E, avuta in mano la copia con i testi e le foto del consueto livello che hanno un posto (e un colore) sui nostri scaffali, ci ha colto un misto di speranza e di nostalgia. Quando uscì il primo numero quarant’anni fa, forte di uno slogan un po’ spavaldo, qualcuno nicchiò, altri gioirono. Tra i primi, chi era cresciuto con periodici spartani dove l’arte s’indossa come un cilicio; tra i secondi chi agognava a leggere qualcosa di meno punitivo, offerto persino con il gusto di raccontare.
Non so se fosse la rivista più bella del mondo, ma ci andava vicino. Oggi, se dovessimo fare un bilancio, si capisce che la scena italiana degli anni Ottanta e Novanta del Novecento la difendono anche le costole di «FMR» (senza dire che il nero di Ricci, con i caratteri bodoniani che vi lampeggiano dentro, è tra le scoperte cromatiche del decennio).
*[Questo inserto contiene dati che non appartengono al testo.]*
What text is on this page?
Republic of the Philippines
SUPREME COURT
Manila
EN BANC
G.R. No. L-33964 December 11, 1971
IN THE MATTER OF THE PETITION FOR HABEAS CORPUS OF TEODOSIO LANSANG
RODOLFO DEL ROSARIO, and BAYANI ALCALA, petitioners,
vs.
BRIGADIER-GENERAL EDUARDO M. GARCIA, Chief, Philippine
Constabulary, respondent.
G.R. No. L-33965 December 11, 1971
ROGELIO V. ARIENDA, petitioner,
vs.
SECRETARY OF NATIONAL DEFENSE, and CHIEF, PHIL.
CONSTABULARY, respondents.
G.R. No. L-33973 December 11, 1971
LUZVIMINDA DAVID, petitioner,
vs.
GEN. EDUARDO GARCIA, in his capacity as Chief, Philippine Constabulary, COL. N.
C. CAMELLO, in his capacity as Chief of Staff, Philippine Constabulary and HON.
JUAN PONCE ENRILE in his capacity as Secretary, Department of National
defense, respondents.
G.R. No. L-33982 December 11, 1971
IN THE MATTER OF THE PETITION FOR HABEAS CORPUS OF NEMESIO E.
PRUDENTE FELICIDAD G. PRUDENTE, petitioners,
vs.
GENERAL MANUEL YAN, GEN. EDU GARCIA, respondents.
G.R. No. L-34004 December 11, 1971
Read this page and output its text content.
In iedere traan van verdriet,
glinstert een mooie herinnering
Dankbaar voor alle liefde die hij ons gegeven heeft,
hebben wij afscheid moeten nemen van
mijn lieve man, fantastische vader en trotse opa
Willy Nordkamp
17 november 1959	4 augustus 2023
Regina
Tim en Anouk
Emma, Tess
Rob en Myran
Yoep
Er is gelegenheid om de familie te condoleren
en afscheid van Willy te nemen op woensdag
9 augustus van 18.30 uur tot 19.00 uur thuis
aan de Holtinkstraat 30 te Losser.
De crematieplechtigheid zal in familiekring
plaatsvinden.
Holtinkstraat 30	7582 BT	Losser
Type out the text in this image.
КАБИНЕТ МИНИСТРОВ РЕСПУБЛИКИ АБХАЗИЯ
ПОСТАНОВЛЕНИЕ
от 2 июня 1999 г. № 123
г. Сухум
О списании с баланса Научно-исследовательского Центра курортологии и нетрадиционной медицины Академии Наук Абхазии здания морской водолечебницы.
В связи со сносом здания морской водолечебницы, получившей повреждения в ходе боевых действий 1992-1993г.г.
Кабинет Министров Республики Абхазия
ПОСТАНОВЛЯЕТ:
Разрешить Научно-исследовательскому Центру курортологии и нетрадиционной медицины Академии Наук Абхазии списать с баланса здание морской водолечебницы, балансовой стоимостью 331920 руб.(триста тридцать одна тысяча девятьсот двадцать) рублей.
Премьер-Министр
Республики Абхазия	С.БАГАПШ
Se non fosse un confronto scivoloso, diremmo che Ricci fece per l’arte ciò che Calasso riuscì a fare per la letteratura: aprire finestre, svecchiare toni, muoversi ai bordi della rosa. Ma ci voleva immaginazione: quella che, per Roberto Longhi, non disconviene allo storico. Ricci era sapiente e incosciente al punto giusto.
FMR, Solstizio d’inverno 2021, Numero zero,
Franco Maria Ricci Editore, Fontanellato (Pr) 2021, € 40

Franco Maria Ricci e Laura Casalis in una foto degli anni Ottanta

La cover del numero di anteprima della rivista «FMR»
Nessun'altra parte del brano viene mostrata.